Lithium–sulfur (Li–S) batteries have been regarded as the pinnacle in the domain of high-energy-density Li–metal batteries, mainly because of their high theoretical specific capacity and natural abundance. However, their practical implementation is chiefly impeded by the sluggish redox kinetics of lithium polysulfides (LiPSs) and the parasitic shuttle effect, which are associated with the intrinsic physiochemical properties of multiphase sulfur species. On this account, rationally regulating the properties of sulfur species at the molecular level is promising to achieve ample opportunities to circumvent these key stumbling blocks, hence driving the practical application of Li–S technology. Herein, the recent achievements in tailoring the molecular structures of sulfur species are summarized and reviewed, including low-order sulfur molecules, heteroatom-doped sulfur molecules, and LiPSs-based functional intermediates.
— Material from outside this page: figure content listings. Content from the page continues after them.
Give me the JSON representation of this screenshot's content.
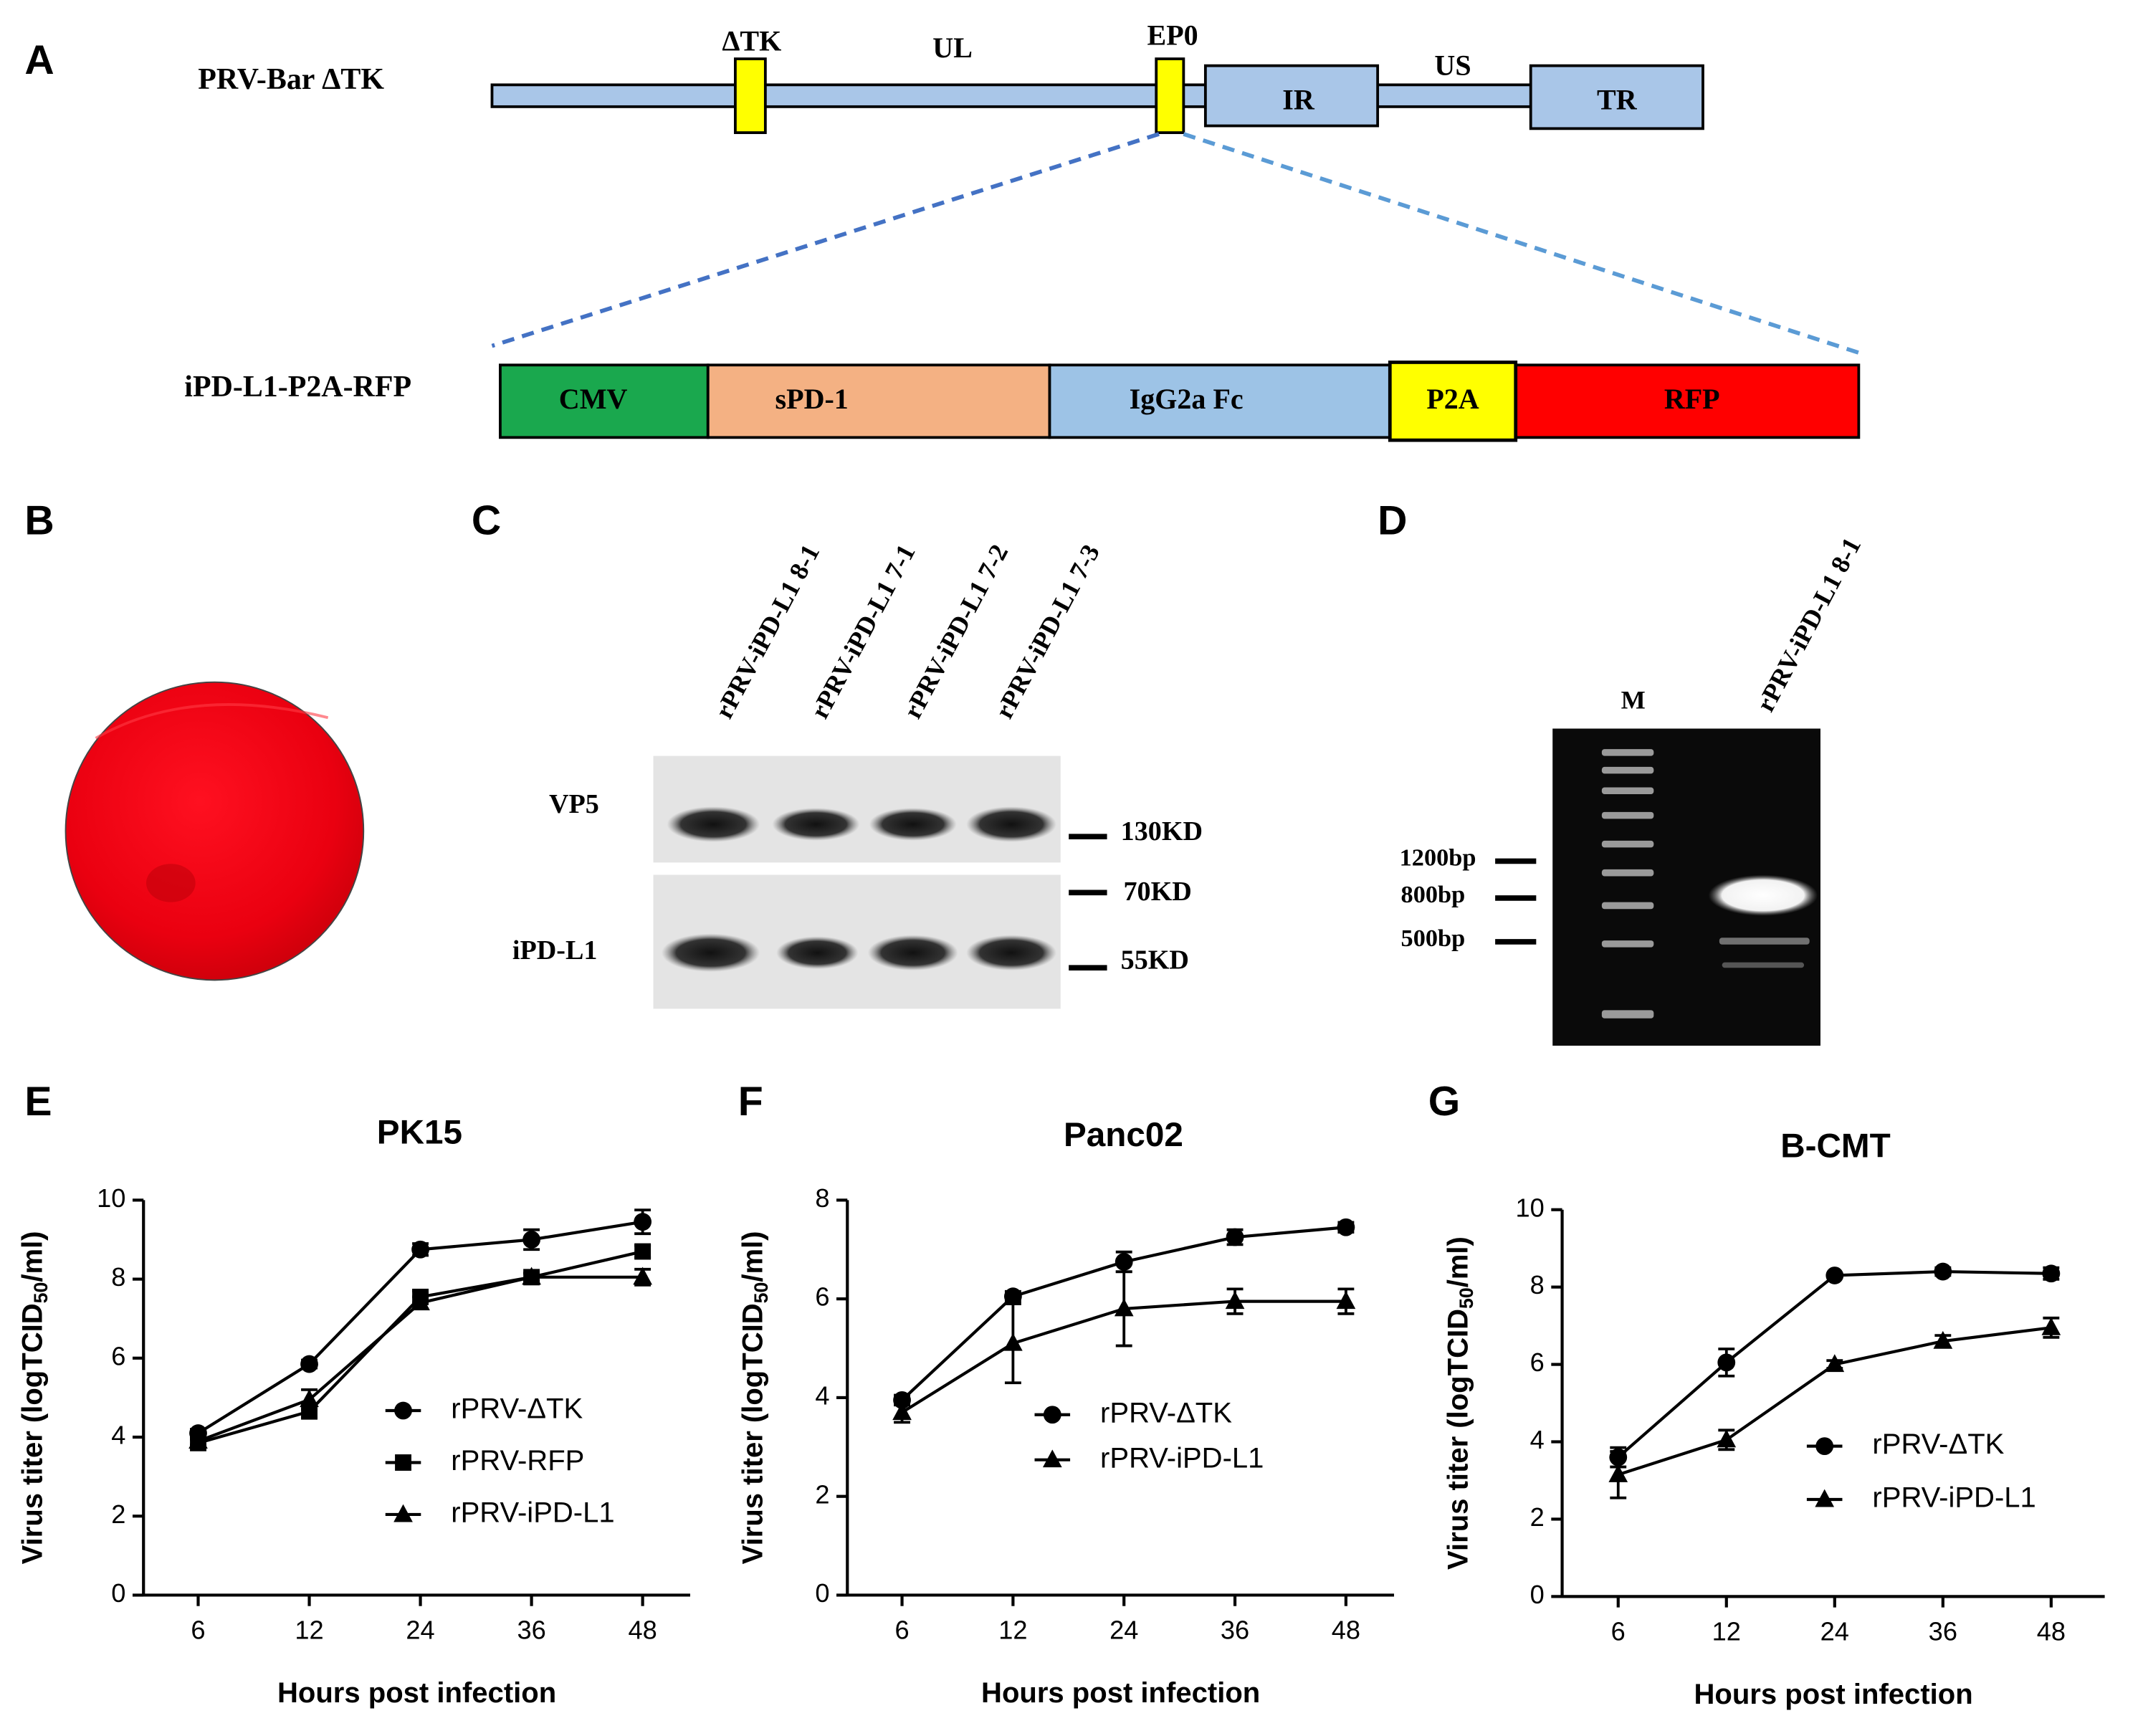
{
  "panel_a": {
    "label": "A",
    "genome_name": "PRV-Bar ΔTK",
    "genome_labels": [
      "ΔTK",
      "UL",
      "EP0",
      "IR",
      "US",
      "TR"
    ],
    "cassette_name": "iPD-L1-P2A-RFP",
    "cassette_parts": [
      "CMV",
      "sPD-1",
      "IgG2a Fc",
      "P2A",
      "RFP"
    ]
  },
  "panel_b": {
    "label": "B"
  },
  "panel_c": {
    "label": "C",
    "lanes": [
      "rPRV-iPD-L1 8-1",
      "rPRV-iPD-L1 7-1",
      "rPRV-iPD-L1 7-2",
      "rPRV-iPD-L1 7-3"
    ],
    "rows": [
      "VP5",
      "iPD-L1"
    ],
    "markers": [
      "130KD",
      "70KD",
      "55KD"
    ]
  },
  "panel_d": {
    "label": "D",
    "lanes": [
      "M",
      "rPRV-iPD-L1 8-1"
    ],
    "markers": [
      "1200bp",
      "800bp",
      "500bp"
    ]
  },
  "chart_data": [
    {
      "type": "line",
      "label": "E",
      "title": "PK15",
      "xlabel": "Hours post infection",
      "ylabel": [
        "Virus titer (logTCID",
        "50",
        "/ml)"
      ],
      "categories": [
        "6",
        "12",
        "24",
        "36",
        "48"
      ],
      "ylim": [
        0,
        10
      ],
      "yticks": [
        0,
        2,
        4,
        6,
        8,
        10
      ],
      "series": [
        {
          "name": "rPRV-ΔTK",
          "marker": "circle",
          "color": "#000000",
          "values": [
            4.1,
            5.85,
            8.75,
            9.0,
            9.45
          ],
          "errors": [
            0.1,
            0.1,
            0.15,
            0.25,
            0.3
          ]
        },
        {
          "name": "rPRV-RFP",
          "marker": "square",
          "color": "#000000",
          "values": [
            3.85,
            4.65,
            7.55,
            8.05,
            8.7
          ],
          "errors": [
            0.1,
            0.15,
            0.15,
            0.1,
            0.15
          ]
        },
        {
          "name": "rPRV-iPD-L1",
          "marker": "triangle",
          "color": "#000000",
          "values": [
            3.9,
            4.95,
            7.4,
            8.05,
            8.05
          ],
          "errors": [
            0.1,
            0.25,
            0.15,
            0.1,
            0.2
          ]
        }
      ]
    },
    {
      "type": "line",
      "label": "F",
      "title": "Panc02",
      "xlabel": "Hours post infection",
      "ylabel": [
        "Virus titer (logTCID",
        "50",
        "/ml)"
      ],
      "categories": [
        "6",
        "12",
        "24",
        "36",
        "48"
      ],
      "ylim": [
        0,
        8
      ],
      "yticks": [
        0,
        2,
        4,
        6,
        8
      ],
      "series": [
        {
          "name": "rPRV-ΔTK",
          "marker": "circle",
          "color": "#000000",
          "values": [
            3.95,
            6.05,
            6.75,
            7.25,
            7.45
          ],
          "errors": [
            0.1,
            0.1,
            0.2,
            0.15,
            0.1
          ]
        },
        {
          "name": "rPRV-iPD-L1",
          "marker": "triangle",
          "color": "#000000",
          "values": [
            3.7,
            5.1,
            5.8,
            5.95,
            5.95
          ],
          "errors": [
            0.2,
            0.8,
            0.75,
            0.25,
            0.25
          ]
        }
      ]
    },
    {
      "type": "line",
      "label": "G",
      "title": "B-CMT",
      "xlabel": "Hours post infection",
      "ylabel": [
        "Virus titer (logTCID",
        "50",
        "/ml)"
      ],
      "categories": [
        "6",
        "12",
        "24",
        "36",
        "48"
      ],
      "ylim": [
        0,
        10
      ],
      "yticks": [
        0,
        2,
        4,
        6,
        8,
        10
      ],
      "series": [
        {
          "name": "rPRV-ΔTK",
          "marker": "circle",
          "color": "#000000",
          "values": [
            3.6,
            6.05,
            8.3,
            8.4,
            8.35
          ],
          "errors": [
            0.25,
            0.35,
            0.05,
            0.1,
            0.15
          ]
        },
        {
          "name": "rPRV-iPD-L1",
          "marker": "triangle",
          "color": "#000000",
          "values": [
            3.15,
            4.05,
            6.0,
            6.6,
            6.95
          ],
          "errors": [
            0.6,
            0.25,
            0.1,
            0.15,
            0.25
          ]
        }
      ]
    }
  ]
}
Moreover, some advanced characterizations allowing structural and chemical environment detection of regulated sulfur species, such as X-ray absorption spectroscopy, X-ray emission spectroscopy, neutron scattering, and pair distribution function, are also discussed, aimed at propelling the theoretical and practical research of sulfur species. Finally, future perspectives on the molecular engineering of sulfur species are provided to enlighten the development of advanced Li–S batteries.